Microsatellite Instability (MSI) is a tumor genetic characteristic commonly seen in some mismatch repair (MMR)-deficient cancers, such as colorectal cancer, endometrial cancer, and gastric cancer. Due to the instability present at the genomic DNA level in these types of tumor cells, they exhibit numerous new antigens on their surfaces, thereby showing certain sensitivity to immunotherapy. However, these tumors also exhibit resistance to immunotherapy, especially in metastatic cases, making the development of new therapeutic strategies extremely urgent.

The WRN protein is an enzyme with helicase and exonuclease activity, playing an important role in maintaining genomic integrity. Genetic loss of WRN leads to Werner syndrome, characterized by premature aging and an increased risk of cancer. Recent studies have shown a synthetic lethality relationship between WRN loss and MSI-type tumors. MSI tumor cells, to resolve replication stress due to extended TA dinucleotide repeats, rely on the unwinding function of the WRN protein. This phenomenon makes WRN a potential therapeutic target for MSI tumors.

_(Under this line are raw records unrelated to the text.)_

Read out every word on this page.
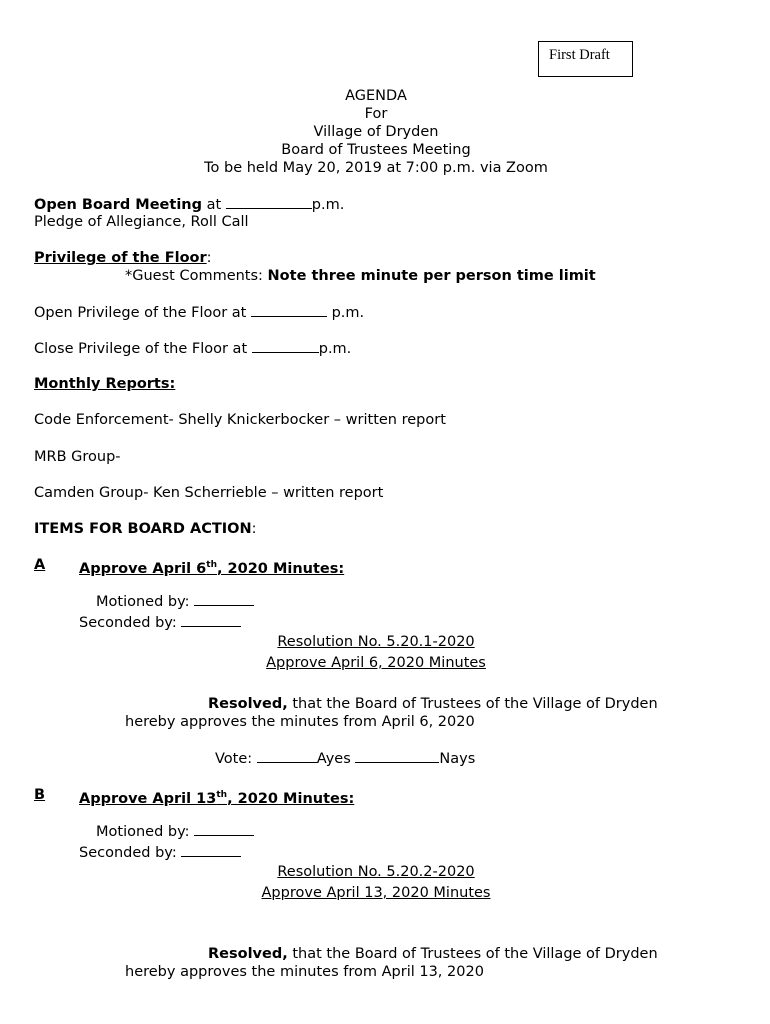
First Draft
AGENDA
For
Village of Dryden
Board of Trustees Meeting
To be held May 20, 2019 at 7:00 p.m. via Zoom
Open Board Meeting at	p.m.
Pledge of Allegiance, Roll Call
Privilege of the Floor:
*Guest Comments: Note three minute per person time limit
Open Privilege of the Floor at	p.m.
Close Privilege of the Floor at	p.m.
Monthly Reports:
Code Enforcement- Shelly Knickerbocker – written report
MRB Group-
Camden Group- Ken Scherrieble – written report
ITEMS FOR BOARD ACTION:
A Approve April 6th, 2020 Minutes:
Motioned by:
Seconded by:
Resolution No. 5.20.1-2020
Approve April 6, 2020 Minutes
Resolved, that the Board of Trustees of the Village of Dryden
hereby approves the minutes from April 6, 2020
Vote:	Ayes	Nays
B Approve April 13th, 2020 Minutes:
Motioned by:
Seconded by:
Resolution No. 5.20.2-2020
Approve April 13, 2020 Minutes
Resolved, that the Board of Trustees of the Village of Dryden
hereby approves the minutes from April 13, 2020
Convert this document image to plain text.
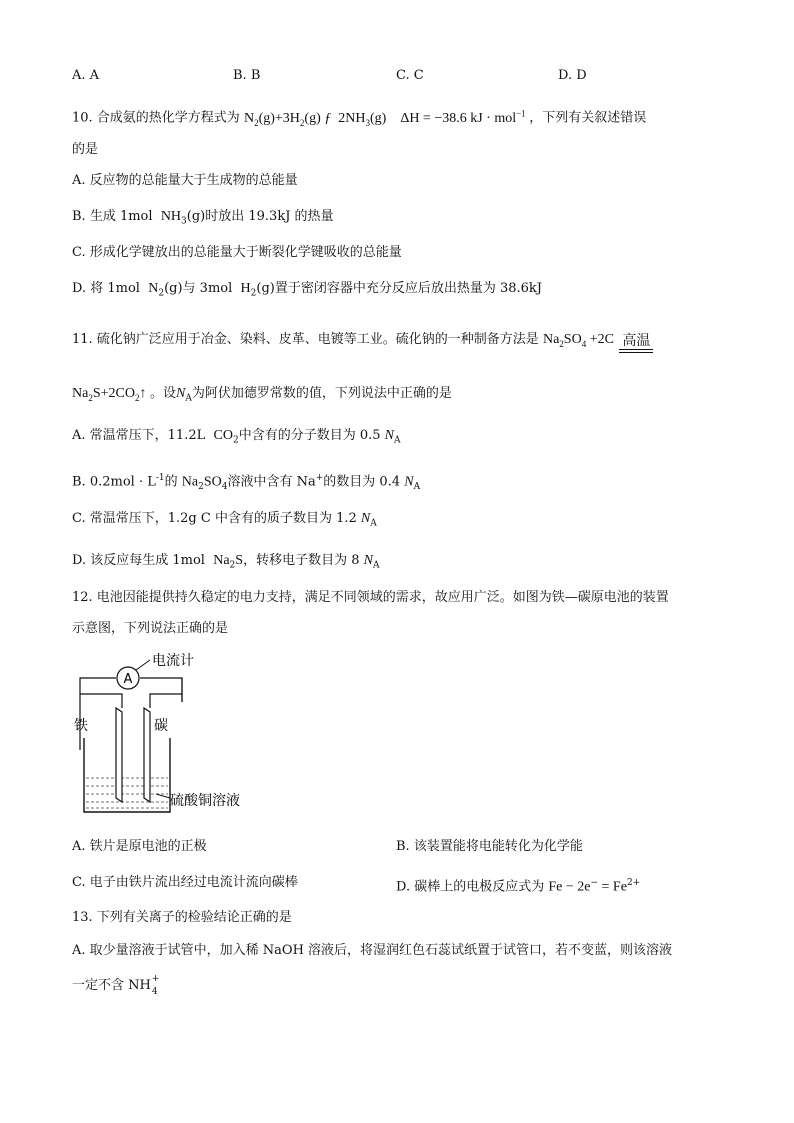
A. A	B. B	C. C	D. D
10. 合成氨的热化学方程式为 $N_2(g)+3H_2(g)$ ƒ $2NH_3(g) \Delta H = -38.6$ kJ · mol$^{-1}$ ，下列有关叙述错误
的是
A. 反应物的总能量大于生成物的总能量
B. 生成 1mol $NH_3(g)$时放出 19.3kJ 的热量
C. 形成化学键放出的总能量大于断裂化学键吸收的总能量
D. 将 1mol $N_2(g)$与 3mol $H_2(g)$置于密闭容器中充分反应后放出热量为 38.6kJ
11. 硫化钠广泛应用于冶金、染料、皮革、电镀等工业。硫化钠的一种制备方法是 $Na_2SO_4 +2C$ 高温
$Na_2S+2CO_2↑$ 。设$N_A$为阿伏加德罗常数的值，下列说法中正确的是
A. 常温常压下，11.2L $CO_2$中含有的分子数目为 0.5 $N_A$
B. $0.2mol \cdot L^{-1}$的 $Na_2SO_4$溶液中含有 Na+的数目为 0.4 $N_A$
C. 常温常压下，1.2g C 中含有的质子数目为 1.2 $N_A$
D. 该反应每生成 1mol $Na_2S$，转移电子数目为 8 $N_A$
12. 电池因能提供持久稳定的电力支持，满足不同领域的需求，故应用广泛。如图为铁—碳原电池的装置
示意图，下列说法正确的是
A
电流计
铁	碳
硫酸铜溶液
A. 铁片是原电池的正极	B. 该装置能将电能转化为化学能
C. 电子由铁片流出经过电流计流向碳棒	D. 碳棒上的电极反应式为 $Fe - 2e^- = Fe^{2+}$
13. 下列有关离子的检验结论正确的是
A. 取少量溶液于试管中，加入稀 NaOH 溶液后，将湿润红色石蕊试纸置于试管口，若不变蓝，则该溶液
一定不含 NH +
4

In this study, the research team used CRISPR-Cas9 gene-editing technology to perform precise functional mapping of the WRN protein, confirming the dependency of MSI-type cells on WRN helicase activity. They screened a series of small molecular compounds potentially inhibiting WRN and ultimately developed highly efficient and selective covalent inhibitors of WRN helicase. These compounds specifically inhibited the growth of MSI cell models both in vitro and in vivo, by simulating WRN loss and inducing DNA double-strand breaks and DNA damage. The study found that the compound’s activity was related to TA repeat expansions and alterations in the MMR pathway, confirming its high efficacy in organotypic samples resistant to immunotherapy and in patient-derived xenograft (PDX) models.

This research was jointly completed by the Wellcome Sanger Institute in Cambridge, UK; institutions in Pennsylvania and Massachusetts, USA; Stevenage, UK; Heidelberg, Germany; the Babraham Institute in Cambridge, UK; the Italian Cancer Research Institute in Candiolo; Ideaya Biosciences in South San Francisco, California, USA; and the Netherlands Cancer Institute. The research team was led by Dr. Gabriele Picco, with Dr. Mathew J. Garnett as the corresponding author. The research findings were published in the journal “Cancer Discovery” in 2024.

Summarizing the core value of this study, it scientifically provides strong evidence for WRN as a new therapeutic target for MSI-type cancers. From a clinical application perspective, it developed a series of highly efficient and selective WRN helicase inhibitors, offering a potential new solution for the precision treatment of MSI tumors. Especially for those MSI-type tumor patients resistant to existing immunotherapy methods, these new WRN helicase inhibitors may offer dramatic therapeutic breakthroughs.

Moreover, the study mentions TA repeat expansion levels and MMR pathway alterations as biomarkers of compound activity, having significant implications for potentially identifying patient groups most likely to benefit from WRN inhibitor treatment. These findings not only provide crucial clues for future precision medicine in MSI-type cancers but also offer important tools and new perspectives for understanding WRN biology.

This study holds profound significance for both the scientific community and clinical applications. It not only provides new directions for MSI-type tumor treatment strategies but also offers strong evidence for the further application of the synthetic lethality concept in cancer therapy. As these compounds undergo further evaluation and potential clinical trials, we move closer to offering hope to those patients urgently in need of new treatment options.